In our third paper, Dermot Gorman and Richard Stoker present the outcomes of their survey of the uptake of breast cancer screening among Polish women in one area of Scotland. Their findings reflect the changing nature of migration from being a journey in one direction and usually for life to one in which there is constant interaction with family and friends ‘back home’. The ease and affordability of modern travel, mobile phones, the internet, skype, face- time and email all enable people to maintain contact and communicate in real time (Faist, Fauser and Reisenauer 2013). Thus migrants can experience life in both the host and the former country concurrently and move more easily between the two. They can have roots in both settings. Both they and they families ‘back home’ may benefit through exchanges of advice, support, information and the refashioning of personal identity. In this modern experience of migration, the migrant and the non-migrant can often pick and choose how best to access resources such as health care, especially if access is affected by language and culture. As Gorman and Stoker point out different countries have different approaches, in this case to breast screening. Women may be more comfortable in one setting than in another.

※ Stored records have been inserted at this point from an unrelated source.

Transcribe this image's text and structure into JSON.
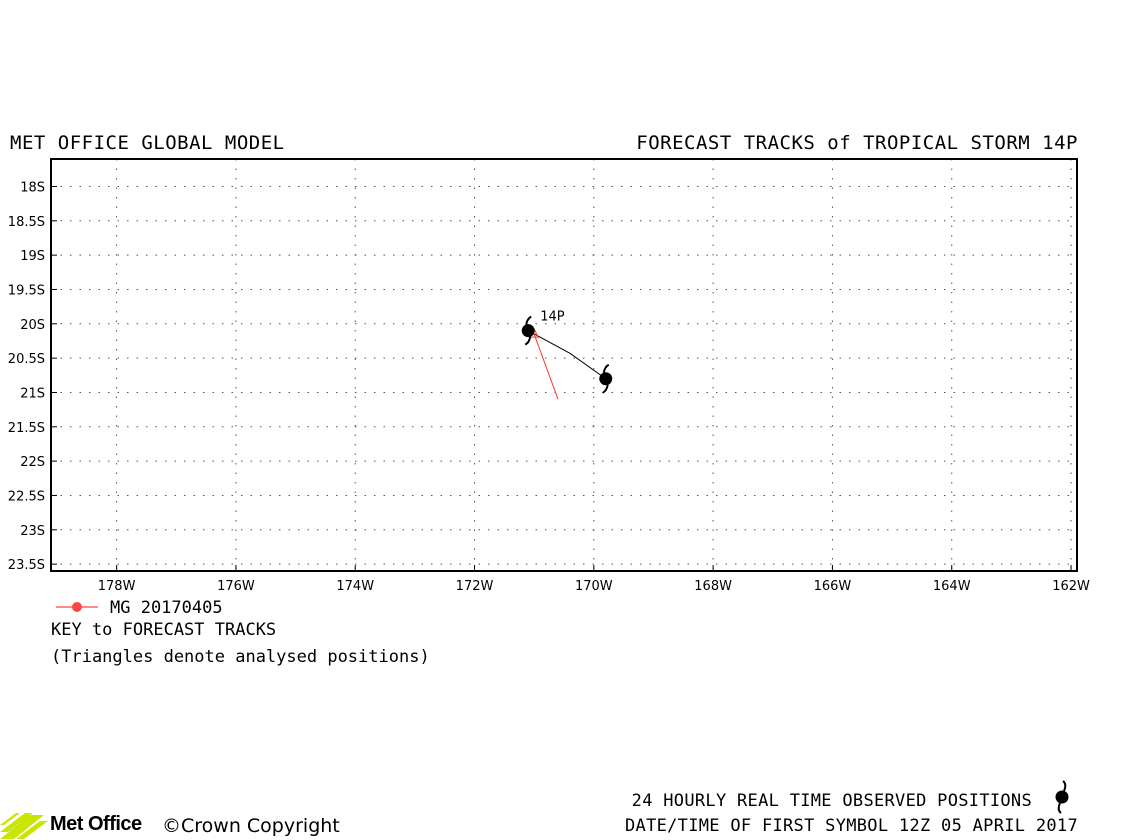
{
  "header": {
    "left_title": "MET OFFICE GLOBAL MODEL",
    "right_title": "FORECAST TRACKS of TROPICAL STORM 14P"
  },
  "map": {
    "lat_labels": [
      "18S",
      "18.5S",
      "19S",
      "19.5S",
      "20S",
      "20.5S",
      "21S",
      "21.5S",
      "22S",
      "22.5S",
      "23S",
      "23.5S"
    ],
    "lat_values": [
      -18,
      -18.5,
      -19,
      -19.5,
      -20,
      -20.5,
      -21,
      -21.5,
      -22,
      -22.5,
      -23,
      -23.5
    ],
    "lon_labels": [
      "178W",
      "176W",
      "174W",
      "172W",
      "170W",
      "168W",
      "166W",
      "164W",
      "162W"
    ],
    "lon_values": [
      -178,
      -176,
      -174,
      -172,
      -170,
      -168,
      -166,
      -164,
      -162
    ],
    "lon_range": [
      -179.1,
      -161.9
    ],
    "lat_range": [
      -17.6,
      -23.6
    ],
    "grid": "dotted",
    "storm_label": "14P",
    "observed_track": [
      {
        "lon": -169.8,
        "lat": -20.8
      },
      {
        "lon": -170.4,
        "lat": -20.43
      },
      {
        "lon": -171.1,
        "lat": -20.1
      }
    ],
    "forecast_track": {
      "name": "MG 20170405",
      "color": "#ff3333",
      "points": [
        {
          "lon": -170.6,
          "lat": -21.1
        },
        {
          "lon": -171.0,
          "lat": -20.15
        }
      ]
    }
  },
  "key": {
    "series_label": "MG 20170405",
    "series_color": "#ff4444",
    "title": "KEY to FORECAST TRACKS",
    "note": "(Triangles denote analysed positions)"
  },
  "footer": {
    "observed_label": "24 HOURLY REAL TIME OBSERVED POSITIONS",
    "first_symbol_label": "DATE/TIME OF FIRST SYMBOL 12Z 05 APRIL 2017",
    "brand_name": "Met Office",
    "copyright": "©Crown Copyright",
    "brand_color": "#c8e600"
  }
}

Awareness of some of these differences, particularly between developed countries, might save both health services some time and money.
Finally, our Practitioner’s Blog deals with gangs and knife crime, a particular problem in many cities. Mary Dawood and Ann-Marie Burr explain how an initiative in London hospitals is offering gang members the chance of a better life. We thank Mary for her work on making Practitioner’s Blog such a success over the years. The CPD Feature, by our recently appointed CPD Editor, Qulsom Fazil, picks up again the issue of preparedness to encounter difference in one’s clinical and employment practice, in this case relating to working with people with ‘learning disabilities’. And, as ever, our Knowledgeshare section contains useful information about human rights and current examples of good practice. We thank Nick Hudson for her sterling work on this feature.

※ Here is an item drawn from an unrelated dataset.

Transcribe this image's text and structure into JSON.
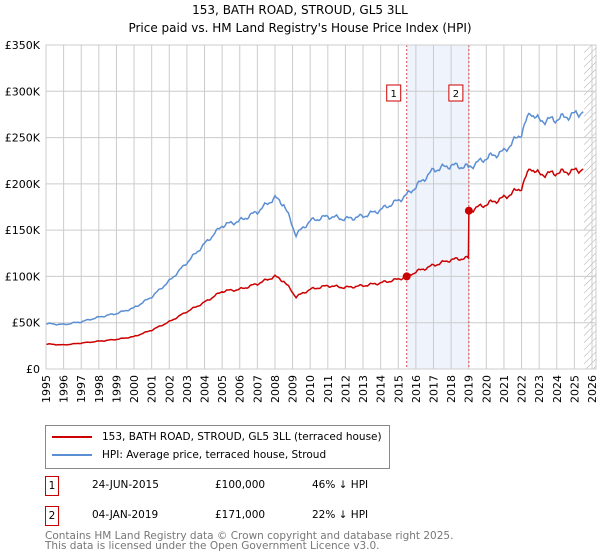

And Finally – we do hope that the fact that our publishers have decided not to continue with the journal will NOT mean that there is no more evidence on diversity and equality in health and care and that researchers, writers, learners, practitioners and educators will still be able to find outlets and sources for their quest to address these vexed and important questions. Marginalisation is one form of death, but maybe – just maybe, our track record over the past 12 years, and the struggle of others, has established that there remains a place for Diversity in the Mainstream, and that it can no longer be ignored as a marginal issue of little consequence for the Majority? Alternatively, we might try to re-imagine Diversity as a new, more attractive slogan, in the way that ‘Diversity’ became a replacement and more nuanced way of addressing issues of ‘race’ or ethnicity. Maybe, even, Diversity is the new Majority? Let’s hope so. We shall leave it to you, our readers, to decide and to make it so! Our best wishes to all our readers and authors for 2016, and the years to come.